“Qualquer coisa eu fecho e temos de bazar. Aqui a avenida Julius Nyerere não dá para confiar”, conta o jovem, de 29 anos, que abriu a barraca para tratar de uma “emergência” nas unhas de uma cliente habitual, recordando os pneus a arder e a intervenção da polícia, naquele mesmo local, numa das manifestações da semana passada.
“Conseguir trabalhar, não. Só tinha que me ajeitar um pouco, tive cliente a me ligar. Consegues ver as tampas aí fora, só estou mesmo a tentar atender ela e depois vou fechar”, acrescenta Ivan Durão.
Há cinco anos que tem a sua barraca, só para tratar unhas, naquela avenida central de Maputo. No primeiro dos sete dias de paralisação pedida por Venâncio Mondlane está de olho na rua, até porque se houver manifestação, quer lá estar.
“O dia começa tipo normal, mas por aí acima das 12:00 o assunto será outro. Então tenho de estar lá”, diz, garantindo: “Também vou lá na marcha, porque não posso estar atrás”.
Numa ronda feita pela Lusa pela capital é visível pouco movimento ou trânsito automóvel, com estabelecimentos públicos e privados, bem como escolas e outros organismos, encerrados, apesar de alguns transportes públicos estarem a funcionar.
É também visível um reforço policial nas principais artérias da cidade, mas sem registo de problemas, enquanto alguns cafés e supermercados também estão de portas abertas.
É possível constatar que serviços de Internet como a plataforma de mensagens WhatsApp estão a operar com limitações, pelo menos em Maputo.
Ao final da manhã, Alberto Luís, 35 anos, caminha pela avenida Julius Nyerere em direção a casa.
“Não, hoje não se trabalha. Temos uma semana que vamos parar (…) Já me dispensaram, tenho que controlar a situação em casa”, explica.
“Agora ainda está calmo, mas a qualquer momento vai mudar. No final do dia”, prevê Alberto, técnico de informática num dia em que não pode usar, também, a rede WhatsApp: “Não há nada, está mal. Dependemos das outras instâncias”.
Venâncio Mondlane apelou a uma greve geral de uma semana em Moçambique a partir de hoje, manifestações nas sedes distritais da Comissão Nacional de Eleições (CNE) e marchas em Maputo em 07 de novembro.

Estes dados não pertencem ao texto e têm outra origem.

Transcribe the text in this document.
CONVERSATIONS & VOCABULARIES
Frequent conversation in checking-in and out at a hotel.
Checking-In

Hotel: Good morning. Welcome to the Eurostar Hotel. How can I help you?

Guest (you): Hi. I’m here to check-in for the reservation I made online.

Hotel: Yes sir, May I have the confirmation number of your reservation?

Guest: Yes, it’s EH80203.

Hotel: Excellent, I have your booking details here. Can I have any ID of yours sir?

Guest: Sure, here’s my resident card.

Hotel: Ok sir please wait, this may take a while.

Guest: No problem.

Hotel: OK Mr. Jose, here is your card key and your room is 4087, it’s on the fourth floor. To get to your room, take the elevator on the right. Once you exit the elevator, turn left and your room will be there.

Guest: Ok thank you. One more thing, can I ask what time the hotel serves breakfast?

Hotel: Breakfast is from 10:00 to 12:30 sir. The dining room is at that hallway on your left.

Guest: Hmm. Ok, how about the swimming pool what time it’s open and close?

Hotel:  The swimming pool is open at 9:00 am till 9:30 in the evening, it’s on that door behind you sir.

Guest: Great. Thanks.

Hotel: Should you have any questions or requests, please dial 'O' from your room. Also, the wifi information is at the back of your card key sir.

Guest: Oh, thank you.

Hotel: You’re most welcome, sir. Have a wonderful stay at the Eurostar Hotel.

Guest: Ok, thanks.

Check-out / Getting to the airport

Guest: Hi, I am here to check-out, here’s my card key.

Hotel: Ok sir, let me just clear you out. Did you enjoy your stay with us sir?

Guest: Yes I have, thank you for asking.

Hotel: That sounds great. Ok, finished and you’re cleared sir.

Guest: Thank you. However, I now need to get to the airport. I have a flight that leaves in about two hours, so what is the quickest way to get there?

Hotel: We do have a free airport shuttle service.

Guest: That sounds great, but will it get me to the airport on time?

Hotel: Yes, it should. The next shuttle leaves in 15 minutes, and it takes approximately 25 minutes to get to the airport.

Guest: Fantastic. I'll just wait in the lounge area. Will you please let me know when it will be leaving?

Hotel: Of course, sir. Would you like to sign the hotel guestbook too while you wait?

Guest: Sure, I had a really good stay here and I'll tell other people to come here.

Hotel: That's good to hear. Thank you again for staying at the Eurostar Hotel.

Junto ao popular mercado do Xiquelene, vendedores informais tentam fazer negócio, vendendo um pouco de tudo na rua, enquanto um reforço policial marca presença. Ainda assim, nesta zona dos subúrbios de Maputo, junto à Praça dos Combatentes, apesar de haver quem tente vender e prestar serviços, faltam os clientes.
“Não há nada, não há nada, não há clientes (…) não tem como, tenho que estar aqui”, conta Ivo João, 32 anos, sentado com a sua banca de reparação de telemóveis instalada na rua, com a fotografia de Venâncio Mondlane ali colada.
“Medo não falta, sempre temos medo”, admite, fazendo contas à falta de negócio, ao fim de quatro horas: “Até então, ainda”.
Enquanto vê o ambiente na rua “muito calmo mesmo”, também sabe que a qualquer momento tudo pode mudar e ter de fechar “mais cedo”.
“Se começarem com o barulho vou ter de sair”, admite.
Ana Gustavo, 42 anos, é uma das muitas agentes de carteira digital — serviços financeiros que funcionam a partir dos telemóveis — que ocupam a rua no Xiquelene e diz compreender a pouca procura também.
“Temos de reivindicar os nossos direitos. Tem que ser assim, deixar o Venâncio à parte, Venâncio não entra em nenhum sítio, Venâncio é um pilar para nós (…) o povo é que está descontente”, garante.
A polícia moçambicana enviou esta madrugada mensagens escritas para os telemóveis (SMS) pedindo à população que se abstenha de “práticas criminosas”, no primeiro dia de paralisação.
Mondlane designou esta como a terceira etapa da contestação aos resultados das eleições gerais de 09 de outubro anunciados há uma semana pela Comissão Nacional de Eleições (CNE), que se segue aos protestos realizados nos passados dias 21, 24 e 25.
Os protestos degeneraram em confrontos com a polícia, de que resultaram pelo menos 10 mortos, dezenas de feridos e 500 detidos, segundo o Centro de Integridade Pública, uma organização não-governamental moçambicana que monitoriza os processos eleitorais.
A CNE anunciou em 24 de outubro a vitória de Daniel Chapo, apoiado pela Frelimo, partido no poder desde 1975, na eleição a Presidente da República de 9 de outubro, com 70,67% dos votos.